Tuesday, October 30, 2012

Fusing Glass

. On this snowy day,  Sandy left behind several inches of snow in the mountains.Today became a perfect day to spend in the studio creating.  A friend had asked me to share how I fuse glass. Inspired by the snow, I decided to make a snowflake plate with clear glass. Here is how I started the plate. I never know about how things really turn out until I open the kiln.
The first photo is a picture of a box of glass. This box holds eight pieces of 12 x 12 inch clear glass.
 Once the box is opened, there is a lot of padded paper. The box itself comes within a larger packing box filled with recyclable pellets. Opening the paper, the sheets of glass are padded between more sheets of paper.

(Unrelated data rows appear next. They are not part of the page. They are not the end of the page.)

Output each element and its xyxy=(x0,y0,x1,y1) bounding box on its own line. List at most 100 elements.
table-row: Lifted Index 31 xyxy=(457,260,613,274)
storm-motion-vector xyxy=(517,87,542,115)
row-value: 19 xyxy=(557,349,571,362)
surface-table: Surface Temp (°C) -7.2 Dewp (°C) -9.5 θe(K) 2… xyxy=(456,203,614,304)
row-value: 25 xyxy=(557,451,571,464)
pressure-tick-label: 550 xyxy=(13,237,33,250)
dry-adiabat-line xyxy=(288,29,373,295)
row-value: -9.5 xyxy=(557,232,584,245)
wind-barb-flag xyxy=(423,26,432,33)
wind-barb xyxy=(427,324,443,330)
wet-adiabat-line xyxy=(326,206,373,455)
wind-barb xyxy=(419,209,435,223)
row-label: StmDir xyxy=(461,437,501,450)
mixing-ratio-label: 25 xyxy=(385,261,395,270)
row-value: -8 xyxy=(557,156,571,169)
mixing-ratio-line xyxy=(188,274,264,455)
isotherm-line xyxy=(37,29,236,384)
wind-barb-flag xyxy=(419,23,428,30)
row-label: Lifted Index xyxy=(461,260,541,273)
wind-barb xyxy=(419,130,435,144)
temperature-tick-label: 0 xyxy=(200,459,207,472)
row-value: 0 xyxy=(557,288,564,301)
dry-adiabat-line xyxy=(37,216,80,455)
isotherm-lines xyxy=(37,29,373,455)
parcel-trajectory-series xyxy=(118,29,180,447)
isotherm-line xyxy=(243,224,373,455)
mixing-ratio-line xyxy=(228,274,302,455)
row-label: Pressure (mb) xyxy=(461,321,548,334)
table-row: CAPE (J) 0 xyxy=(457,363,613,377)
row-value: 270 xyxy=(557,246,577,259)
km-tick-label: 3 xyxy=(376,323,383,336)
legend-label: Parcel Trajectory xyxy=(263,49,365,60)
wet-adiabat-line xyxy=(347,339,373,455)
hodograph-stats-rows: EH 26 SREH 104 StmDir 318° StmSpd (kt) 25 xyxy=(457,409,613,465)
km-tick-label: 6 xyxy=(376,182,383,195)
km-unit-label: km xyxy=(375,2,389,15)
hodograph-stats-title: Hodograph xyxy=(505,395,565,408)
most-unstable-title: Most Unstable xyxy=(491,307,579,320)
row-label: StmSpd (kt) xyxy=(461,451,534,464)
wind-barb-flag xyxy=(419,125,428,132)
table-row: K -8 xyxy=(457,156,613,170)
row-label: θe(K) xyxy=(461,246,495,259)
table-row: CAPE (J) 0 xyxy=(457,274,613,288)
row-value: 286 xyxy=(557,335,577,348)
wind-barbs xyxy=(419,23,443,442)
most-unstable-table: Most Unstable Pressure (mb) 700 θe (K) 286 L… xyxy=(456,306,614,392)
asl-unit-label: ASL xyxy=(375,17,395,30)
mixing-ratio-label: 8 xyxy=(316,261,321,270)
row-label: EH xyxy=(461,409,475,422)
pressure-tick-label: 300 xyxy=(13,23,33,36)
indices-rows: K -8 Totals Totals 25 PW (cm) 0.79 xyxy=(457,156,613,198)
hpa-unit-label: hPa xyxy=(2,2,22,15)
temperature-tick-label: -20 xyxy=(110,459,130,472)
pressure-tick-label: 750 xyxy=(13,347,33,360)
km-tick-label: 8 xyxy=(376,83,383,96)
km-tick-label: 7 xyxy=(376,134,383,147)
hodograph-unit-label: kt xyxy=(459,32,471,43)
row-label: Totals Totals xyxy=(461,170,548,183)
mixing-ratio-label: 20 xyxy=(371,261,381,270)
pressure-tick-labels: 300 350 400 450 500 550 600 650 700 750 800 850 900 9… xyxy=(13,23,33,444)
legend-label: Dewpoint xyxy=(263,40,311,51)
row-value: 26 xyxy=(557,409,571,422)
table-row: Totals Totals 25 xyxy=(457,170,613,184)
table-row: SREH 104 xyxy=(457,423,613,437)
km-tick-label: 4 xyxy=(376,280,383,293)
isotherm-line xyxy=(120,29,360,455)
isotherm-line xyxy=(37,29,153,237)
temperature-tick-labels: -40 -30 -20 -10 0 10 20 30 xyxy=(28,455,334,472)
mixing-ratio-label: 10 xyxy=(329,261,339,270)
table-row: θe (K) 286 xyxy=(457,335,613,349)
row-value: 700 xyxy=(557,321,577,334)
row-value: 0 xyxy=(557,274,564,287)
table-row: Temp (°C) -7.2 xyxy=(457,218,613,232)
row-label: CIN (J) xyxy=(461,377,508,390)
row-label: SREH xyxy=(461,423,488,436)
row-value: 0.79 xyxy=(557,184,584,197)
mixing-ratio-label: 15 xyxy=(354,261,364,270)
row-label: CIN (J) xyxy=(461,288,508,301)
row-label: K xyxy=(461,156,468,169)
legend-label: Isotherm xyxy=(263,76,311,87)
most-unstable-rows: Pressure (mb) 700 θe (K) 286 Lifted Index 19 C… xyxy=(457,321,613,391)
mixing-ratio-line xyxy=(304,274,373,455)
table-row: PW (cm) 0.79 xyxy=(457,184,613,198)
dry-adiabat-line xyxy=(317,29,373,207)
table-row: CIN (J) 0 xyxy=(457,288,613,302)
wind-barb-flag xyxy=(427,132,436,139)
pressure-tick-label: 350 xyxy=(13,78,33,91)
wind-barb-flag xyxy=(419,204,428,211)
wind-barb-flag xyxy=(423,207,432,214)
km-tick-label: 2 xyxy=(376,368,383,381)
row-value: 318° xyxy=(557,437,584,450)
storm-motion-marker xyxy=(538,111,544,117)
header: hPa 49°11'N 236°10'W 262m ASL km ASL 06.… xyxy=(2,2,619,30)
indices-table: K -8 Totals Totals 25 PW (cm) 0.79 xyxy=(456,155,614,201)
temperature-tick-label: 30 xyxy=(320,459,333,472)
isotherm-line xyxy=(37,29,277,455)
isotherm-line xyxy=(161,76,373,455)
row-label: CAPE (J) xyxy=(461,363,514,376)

A sheet of clear glass sitting upon a padded sheet of paper. 
 My glass cutter, the glass grid, and the piece of 12 x 12 inch clear glass ready to be scored.
 I have made a pattern of the plate I am making. I put the pattern on top of the glass sheet. I also use a ruler to give me a very straight edge for making a cut all along the edge of the glass. This is called scoring. If you look closely, you can see the line right under the glass cutter.
 Once the glass is scored, I use running pliers at the base of the score line on the glass. The glass then breaks evenly upon the score line. Using the plate pattern, I cut two pieces of glass to fit the pattern. The pattern is for a plate.
 This is a sheet of copper foil for glass. I use a brayer to smooth out the copper sheet. The left side is before I used the brayer. The right side is after using the brayer several times.
                                    Copper snowflakes are created from the copper foil sheet.
 I cut a piece of Bullseye shelf paper to exactly fit the kiln shelf. The shelf sits upon four kiln posts.
 The glass plate with copper snowflakes and little snippets of copper on the kiln shelf ready to be fired.
I have programmed the kiln for a full fuse. I pressed the start button and it begins to heat up. It takes several hours for the kiln to come to a full fuse. Before I open the lid of the kiln, I let it come completely down to less than 70 degrees. To open the kiln right after full fuse would create lots of  cracks and breaks in the glass.
While the snow comes and goes, the kiln makes little sounds as it heats up kinda like a click.
As the kiln fuses the glass, I'm already thinking about another design or two.